Setting out

Growing up, all I knew about vitamins was that fruits and vegetables were full of them, that some people took tablets or ate gummies to get more of them, and that they were important to stay healthy. Even after finishing my undergraduate studies, vitamins were still a gestured at, but rarely directly discussed part of my coursework. It was only upon starting my PhD that I realized how much we still have to learn about vitamins.

My thesis work has focused on vitamin B9, or folate. Folate is an essential vitamin for humans and other mammals. We obtain most of our folate from our diet and in many countries, like the U.S. and Canada, folate is supplemented in grain products. Alongside the diet, the gut microbiome can also be a source of folate and influence host folate status. The biochemical role of folate is well understood; it helps in regulating homocysteine levels and supports DNA synthesis as a part of one-carbon metabolism. Deficiencies in folate are connected to diseases like neural tube defects and anemia, but recent research has also connected it to cardiometabolic disease and obesity.

On a larger scale though, many important questions about folate still linger. Outside of the liver and blood, how much folate is in tissues? Are the types of folates the same between tissues? Are there sex-differences in folate abundance and composition? How does the presence or absence of the gut microbiome affect host folate levels?

Charting an atlas

To answer some of these questions and provide a resource for further study we charted an ‘atlas’ of folate in 37 tissues in male and female conventional and germ-free mice. (https://chaudharilab.com/folate-atlas/) In this work we show that folate concentrations vary dramatically across tissues, with nearly 100-fold variation between tissues with the highest and lowest abundances. Folate composition is extremely varied. Some tissues have only a single form of folate, while others have eight or more. Male and female mouse tissues had similar amounts of total folate, but their composition and response to the microbiome were strikingly different.

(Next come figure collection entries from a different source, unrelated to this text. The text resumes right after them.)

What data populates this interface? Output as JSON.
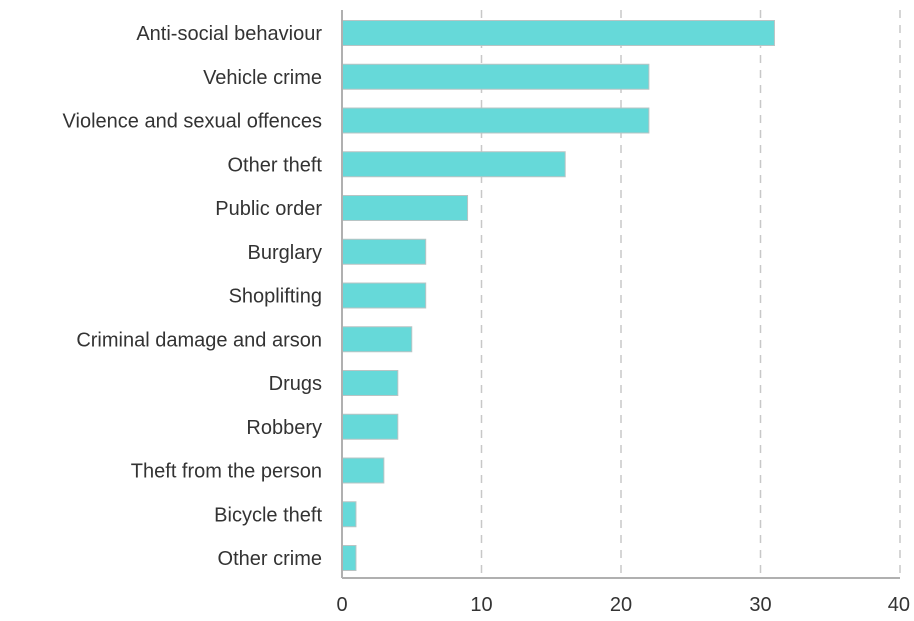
{
  "chart_data": {
    "type": "bar",
    "orientation": "horizontal",
    "title": "",
    "xlabel": "",
    "ylabel": "",
    "categories": [
      "Anti-social behaviour",
      "Vehicle crime",
      "Violence and sexual offences",
      "Other theft",
      "Public order",
      "Burglary",
      "Shoplifting",
      "Criminal damage and arson",
      "Drugs",
      "Robbery",
      "Theft from the person",
      "Bicycle theft",
      "Other crime"
    ],
    "values": [
      31,
      22,
      22,
      16,
      9,
      6,
      6,
      5,
      4,
      4,
      3,
      1,
      1
    ],
    "xlim": [
      0,
      40
    ],
    "xticks": [
      0,
      10,
      20,
      30,
      40
    ],
    "grid": "vertical-dashed",
    "legend": "none",
    "bar_color": "#66d9d9"
  }
}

One of the most surprising results from our study was the dramatic influence of the microbiome on folate. We found that in the absence of a microbiome, folate levels in intestinal contents and some host tissues were higher than conventional mice. We believe this supports a more opportunistic approach of the microbiota to vitamin production. The mouse diet is very high in folate, so the gut microbiome has folate in abundance. Under these conditions, there is no benefit to synthesizing additional folate. We hypothesize that under replete folate environments, microbes consume folate and reduce its availability to the host, a trend which may be inverted under a folate-deficient diet.

A second interesting finding were sex-dependent differences in folate composition and response to the microbiome in male and female mice. Male mice had much larger differences between conventional and germ-free conditions than females. Further, when we measured expression of Fpgs and Ggh, two enzymes that orchestrate folate retention, we found that their levels differ considerably between male and female mouse tissues.

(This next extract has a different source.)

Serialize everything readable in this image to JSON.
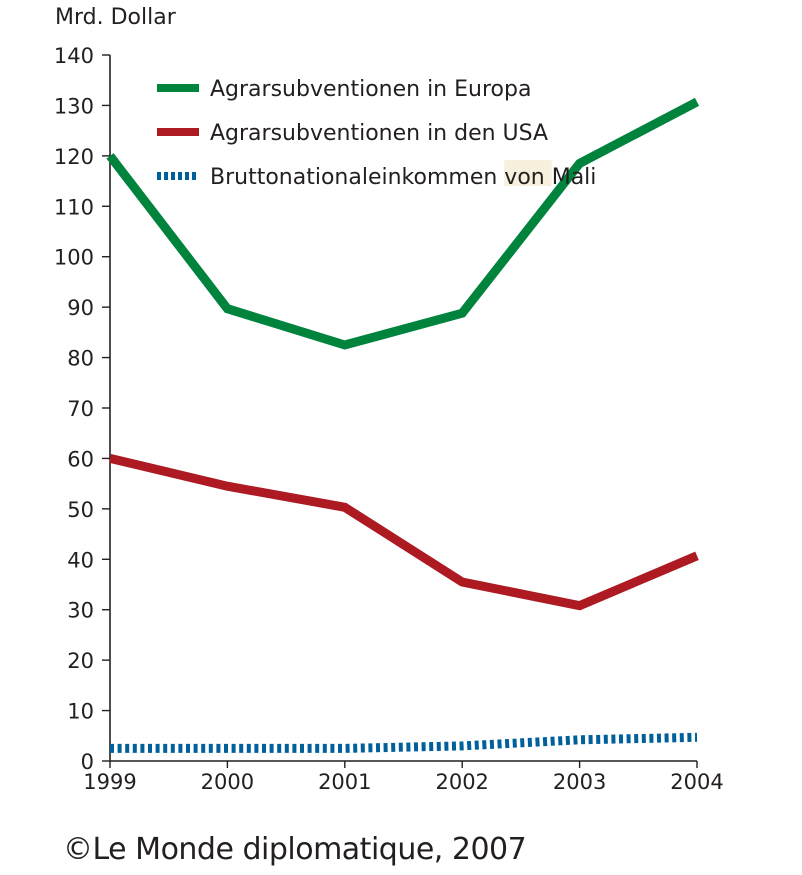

A final thread I want to highlight was one that initially stumped me - why is there so much folate in the gallbladder? Among the 37 locations where folate was profiled, the gallbladder had the second highest levels of folate in the body. Initially, I assumed that the gallbladder samples were contaminated with liver tissue, which has the highest levels of folate. However, upon a deep dive into literature from the 1980-90s, I found a considerable body of research demonstrating folate secretion in the bile and reabsorption in the intestine. This enterohepatic recirculation of folate was found to play an essential role in regulating circulating folate levels. In the time since this research, enterohepatic circulation of other metabolites such as bile acids have been shown to be an important axis for host-gut communication. It may be that enterohepatic folate circulation serves a similar important role, one that warrants further investigation.

Future horizons

With a more detailed understanding of folate levels across the body, we can now interrogate the complexities of its metabolism. One area I think is especially promising is studying changes in tissue folate levels in the context of cancer. Aberrant methylation is a hallmark of cancer, tying it directly to one-carbon metabolism. Drugs that mimic folate, like methotrexate, are already used to treat several forms of cancer. Further understanding how cancer alters folate uptake, consumption, and composition could provide new axis for detection and treatment.

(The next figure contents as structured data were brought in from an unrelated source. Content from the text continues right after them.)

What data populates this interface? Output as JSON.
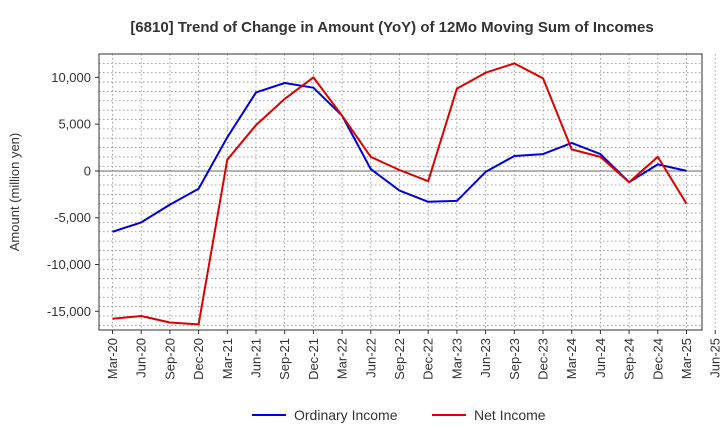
{
  "chart_data": {
    "type": "line",
    "title": "[6810]  Trend of Change in Amount (YoY) of 12Mo Moving Sum of Incomes",
    "ylabel": "Amount (million yen)",
    "xlabel": "",
    "ylim": [
      -17000,
      12500
    ],
    "yticks": [
      10000,
      5000,
      0,
      -5000,
      -10000,
      -15000
    ],
    "ytick_labels": [
      "10,000",
      "5,000",
      "0",
      "-5,000",
      "-10,000",
      "-15,000"
    ],
    "categories": [
      "Mar-20",
      "Jun-20",
      "Sep-20",
      "Dec-20",
      "Mar-21",
      "Jun-21",
      "Sep-21",
      "Dec-21",
      "Mar-22",
      "Jun-22",
      "Sep-22",
      "Dec-22",
      "Mar-23",
      "Jun-23",
      "Sep-23",
      "Dec-23",
      "Mar-24",
      "Jun-24",
      "Sep-24",
      "Dec-24",
      "Mar-25",
      "Jun-25"
    ],
    "grid": true,
    "legend_position": "bottom",
    "series": [
      {
        "name": "Ordinary Income",
        "color": "#0000dd",
        "values": [
          -6500,
          -5500,
          -3600,
          -1900,
          3600,
          8400,
          9400,
          8900,
          5900,
          200,
          -2100,
          -3300,
          -3200,
          -100,
          1600,
          1800,
          3000,
          1800,
          -1200,
          700,
          0,
          null
        ]
      },
      {
        "name": "Net Income",
        "color": "#dd0000",
        "values": [
          -15800,
          -15500,
          -16200,
          -16400,
          1200,
          4900,
          7700,
          10000,
          5900,
          1500,
          100,
          -1100,
          8800,
          10500,
          11500,
          9900,
          2300,
          1500,
          -1200,
          1500,
          -3500,
          null
        ]
      }
    ]
  }
}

A second area this research highlights is the complex interplay between our diet, specifically our vitamin consumption, host physiology, and the gut microbiome. Folate, like many other vitamins, is commonly taken as an over-the-counter supplement. Further studies examining how vitamin supplementation or deficiency may alter gut microbes would aid in deciphering the metabolic crosstalk between the host and its resident microbiome.

Finally, our results support continued development of techniques and workflows to analyze micronutrients. Techniques like LC-MS can provide detailed and quantifiable measurements of these essential metabolites and help to explain poorly understood mechanistic links between micronutrient deficiencies and disease.

While this work began with trying to answer specific questions about folate metabolism, I believe it built a foundation for further study into how disease and dysbiosis could affect folate on a tissue-specific basis, and how vitamin supplementation can affect the host via the gut microbiota.